At Ontario's Blue Mountain Resort, Family Day Monday has become so busy that staff have taken to extending hours, opening much of the mountain to skiers at 7:30 a.m. – 90 minutes ahead of usual – for the day. It's the only early morning start of the year, meant to accommodate the rush of people who book out local lodging on a weekend where activities include horse-drawn carriage rides, face-painting and evening fire-dancing.
"This is in fact one of our busiest weekends of the year – and Family Day has turned into one of our busiest days of the year," said Collin Matanowitsch, a spokesman for the resort.
The possibility of driving extra revenue has brought out a Canada-wide competition among zoos, museums and ski hills vying for family dollars. The Calgary Zoo timed the launch of a new penguin exhibit to correspond with this weekend, and was rewarded with long lines and nearly 6,000 daily visitors over the weekend. The Manitoba Children's Museum, in Winnipeg, staged a Franco-Fun day, wooing young children with maple-syrup snow taffy, storytelling and a performance by a kazoo-toting francophone musician.

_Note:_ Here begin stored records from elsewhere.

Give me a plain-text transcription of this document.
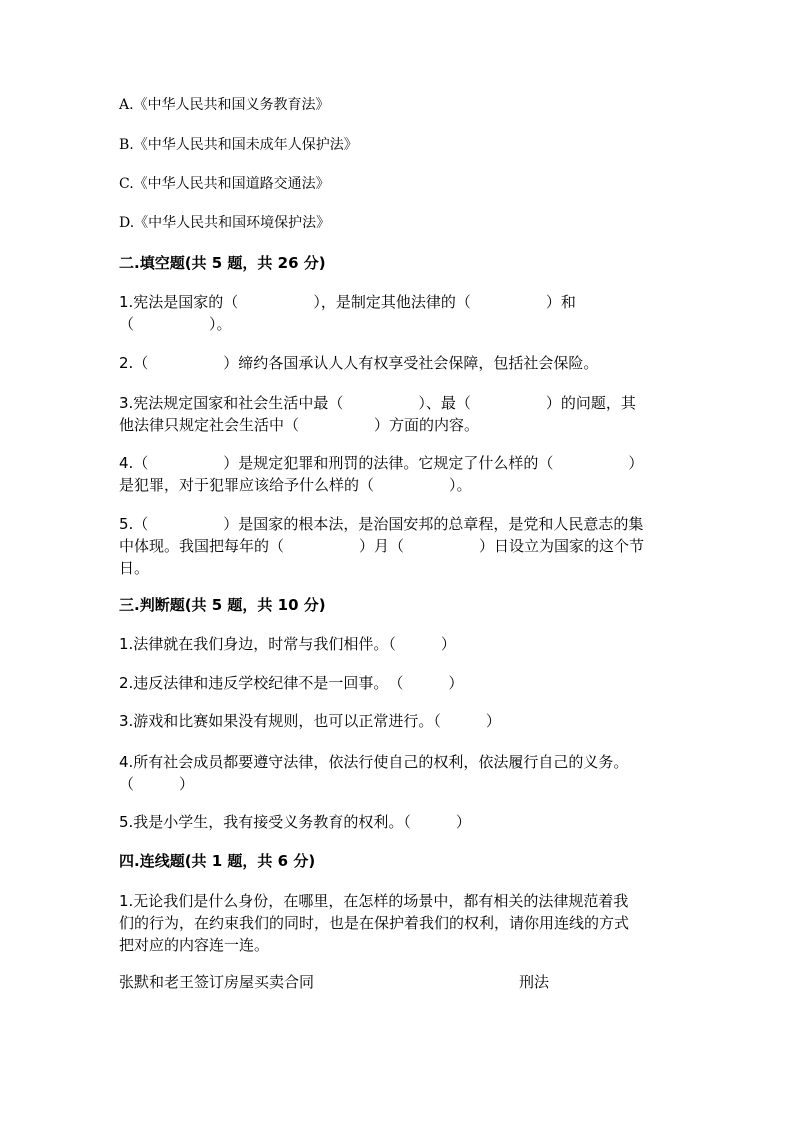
A.《中华人民共和国义务教育法》
B.《中华人民共和国未成年人保护法》
C.《中华人民共和国道路交通法》
D.《中华人民共和国环境保护法》
二.填空题(共 5 题，共 26 分)
1.宪法是国家的（　　　　　），是制定其他法律的（　　　　　）和
（　　　　　）。
2.（　　　　　）缔约各国承认人人有权享受社会保障，包括社会保险。
3.宪法规定国家和社会生活中最（　　　　　）、最（　　　　　）的问题，其
他法律只规定社会生活中（　　　　　）方面的内容。
4.（　　　　　）是规定犯罪和刑罚的法律。它规定了什么样的（　　　　　）
是犯罪，对于犯罪应该给予什么样的（　　　　　）。
5.（　　　　　）是国家的根本法，是治国安邦的总章程，是党和人民意志的集
中体现。我国把每年的（　　　　　）月（　　　　　）日设立为国家的这个节
日。
三.判断题(共 5 题，共 10 分)
1.法律就在我们身边，时常与我们相伴。（　　　）
2.违反法律和违反学校纪律不是一回事。　（　　　）
3.游戏和比赛如果没有规则，也可以正常进行。（　　　）
4.所有社会成员都要遵守法律，依法行使自己的权利，依法履行自己的义务。
（　　　）
5.我是小学生，我有接受义务教育的权利。（　　　）
四.连线题(共 1 题，共 6 分)
1.无论我们是什么身份，在哪里，在怎样的场景中，都有相关的法律规范着我
们的行为，在约束我们的同时，也是在保护着我们的权利，请你用连线的方式
把对应的内容连一连。
张默和老王签订房屋买卖合同	刑法
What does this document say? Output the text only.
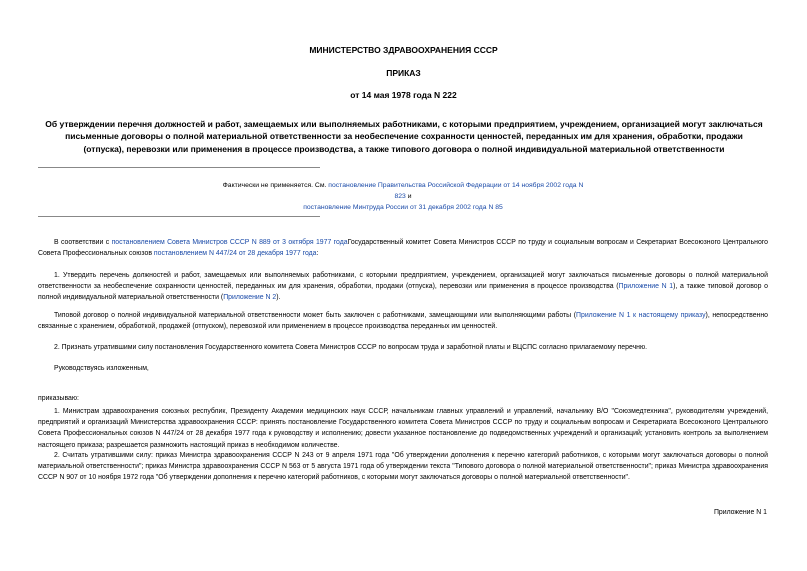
МИНИСТЕРСТВО ЗДРАВООХРАНЕНИЯ СССР
ПРИКАЗ
от 14 мая 1978 года N 222
Об утверждении перечня должностей и работ, замещаемых или выполняемых работниками, с которыми предприятием, учреждением, организацией могут заключаться письменные договоры о полной материальной ответственности за необеспечение сохранности ценностей, переданных им для хранения, обработки, продажи (отпуска), перевозки или применения в процессе производства, а также типового договора о полной индивидуальной материальной ответственности
Фактически не применяется. См. постановление Правительства Российской Федерации от 14 ноября 2002 года N 823 и
постановление Минтруда России от 31 декабря 2002 года N 85
В соответствии с постановлением Совета Министров СССР N 889 от 3 октября 1977 годаГосударственный комитет Совета Министров СССР по труду и социальным вопросам и Секретариат Всесоюзного Центрального Совета Профессиональных союзов постановлением N 447/24 от 28 декабря 1977 года:
1. Утвердить перечень должностей и работ, замещаемых или выполняемых работниками, с которыми предприятием, учреждением, организацией могут заключаться письменные договоры о полной материальной ответственности за необеспечение сохранности ценностей, переданных им для хранения, обработки, продажи (отпуска), перевозки или применения в процессе производства (Приложение N 1), а также типовой договор о полной индивидуальной материальной ответственности (Приложение N 2).
Типовой договор о полной индивидуальной материальной ответственности может быть заключен с работниками, замещающими или выполняющими работы (Приложение N 1 к настоящему приказу), непосредственно связанные с хранением, обработкой, продажей (отпуском), перевозкой или применением в процессе производства переданных им ценностей.
2. Признать утратившими силу постановления Государственного комитета Совета Министров СССР по вопросам труда и заработной платы и ВЦСПС согласно прилагаемому перечню.
Руководствуясь изложенным,
приказываю:
1. Министрам здравоохранения союзных республик, Президенту Академии медицинских наук СССР, начальникам главных управлений и управлений, начальнику В/О "Союзмедтехника", руководителям учреждений, предприятий и организаций Министерства здравоохранения СССР: принять постановление Государственного комитета Совета Министров СССР по труду и социальным вопросам и Секретариата Всесоюзного Центрального Совета Профессиональных союзов N 447/24 от 28 декабря 1977 года к руководству и исполнению; довести указанное постановление до подведомственных учреждений и организаций; установить контроль за выполнением настоящего приказа; разрешается размножить настоящий приказ в необходимом количестве.
2. Считать утратившими силу: приказ Министра здравоохранения СССР N 243 от 9 апреля 1971 года "Об утверждении дополнения к перечню категорий работников, с которыми могут заключаться договоры о полной материальной ответственности"; приказ Министра здравоохранения СССР N 563 от 5 августа 1971 года об утверждении текста "Типового договора о полной материальной ответственности"; приказ Министра здравоохранения СССР N 907 от 10 ноября 1972 года "Об утверждении дополнения к перечню категорий работников, с которыми могут заключаться договоры о полной материальной ответственности".
Приложение N 1
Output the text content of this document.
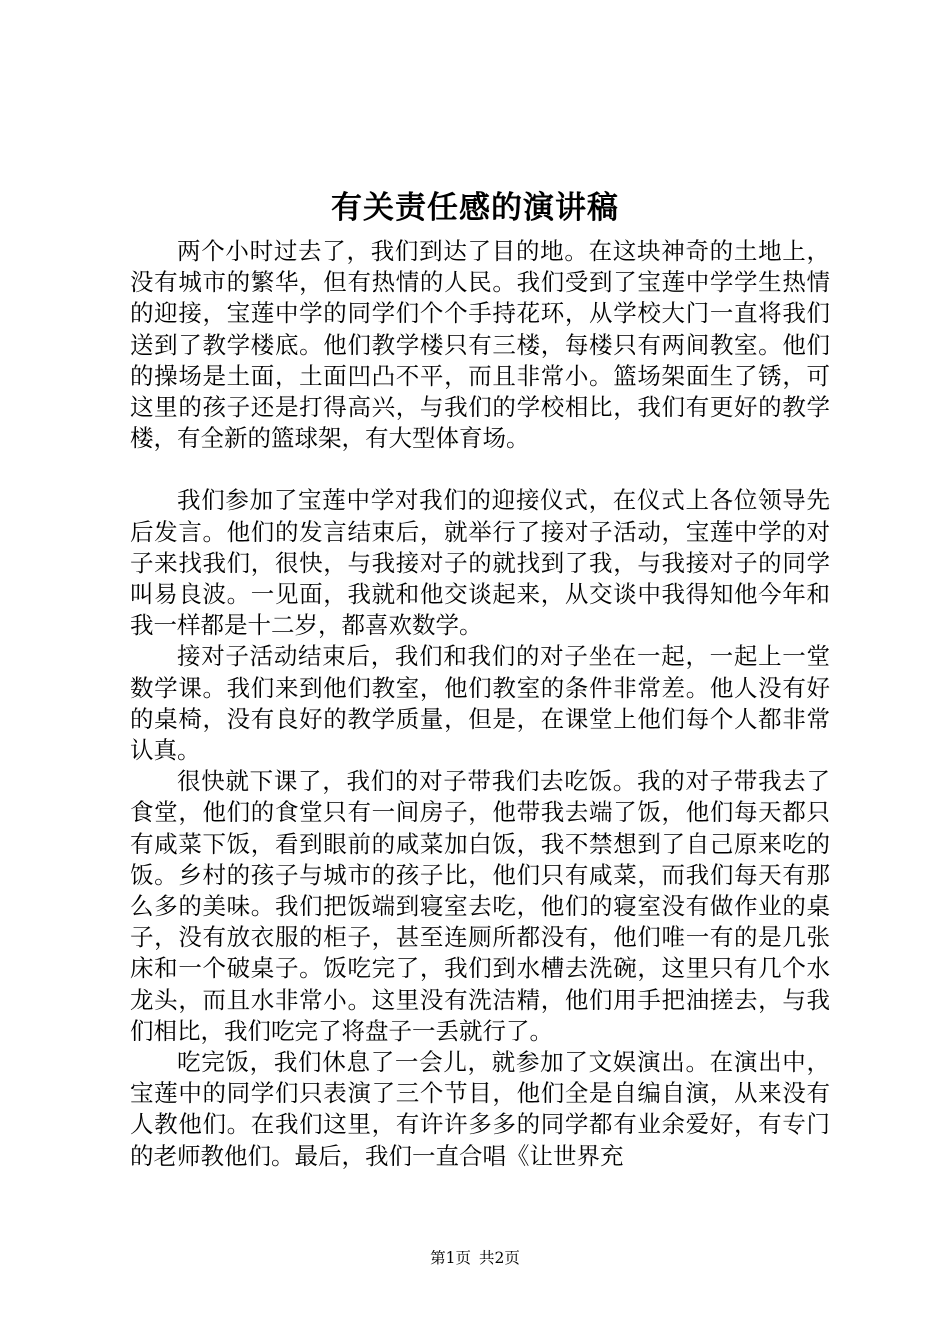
有关责任感的演讲稿

两个小时过去了，我们到达了目的地。在这块神奇的土地上，没有城市的繁华，但有热情的人民。我们受到了宝莲中学学生热情的迎接，宝莲中学的同学们个个手持花环，从学校大门一直将我们送到了教学楼底。他们教学楼只有三楼，每楼只有两间教室。他们的操场是土面，土面凹凸不平，而且非常小。篮场架面生了锈，可这里的孩子还是打得高兴，与我们的学校相比，我们有更好的教学楼，有全新的篮球架，有大型体育场。

我们参加了宝莲中学对我们的迎接仪式，在仪式上各位领导先后发言。他们的发言结束后，就举行了接对子活动，宝莲中学的对子来找我们，很快，与我接对子的就找到了我，与我接对子的同学叫易良波。一见面，我就和他交谈起来，从交谈中我得知他今年和我一样都是十二岁，都喜欢数学。

接对子活动结束后，我们和我们的对子坐在一起，一起上一堂数学课。我们来到他们教室，他们教室的条件非常差。他人没有好的桌椅，没有良好的教学质量，但是，在课堂上他们每个人都非常认真。

很快就下课了，我们的对子带我们去吃饭。我的对子带我去了食堂，他们的食堂只有一间房子，他带我去端了饭，他们每天都只有咸菜下饭，看到眼前的咸菜加白饭，我不禁想到了自己原来吃的饭。乡村的孩子与城市的孩子比，他们只有咸菜，而我们每天有那么多的美味。我们把饭端到寝室去吃，他们的寝室没有做作业的桌子，没有放衣服的柜子，甚至连厕所都没有，他们唯一有的是几张床和一个破桌子。饭吃完了，我们到水槽去洗碗，这里只有几个水龙头，而且水非常小。这里没有洗洁精，他们用手把油搓去，与我们相比，我们吃完了将盘子一丢就行了。

吃完饭，我们休息了一会儿，就参加了文娱演出。在演出中，宝莲中的同学们只表演了三个节目，他们全是自编自演，从来没有人教他们。在我们这里，有许许多多的同学都有业余爱好，有专门的老师教他们。最后，我们一直合唱《让世界充

第1页 共2页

At the string of B.C. and Alberta ski hills owned by Resorts of the Canadian Rockies, Family Day now ranks as the second-most important holiday of the year, trailing only Christmas. To attract families, hills have brought out winter fireworks, kids movie nights and, in the case of the Fernie Resort, a new night-skiing setup.
"It's a super important weekend, and there's obviously a lot of choices for families to figure out what they're going to do for the holiday. So we've really focused on it," said Matt Mosteller, vice-president of marketing with the resort chain.
And for those heading out, flying down the slopes on a Monday dedicated to families has an unexpected kind of allure. Pamela Loupelle spent Friday at Alberta's Nakiska ski hill with her children and nephews; on Monday, they will head to Lake Louise.
"Our day is surrounded by doing things together, and reconnecting," Ms. Loupelle said. "We can do that on Saturday and Sunday, but there's something about Family Day."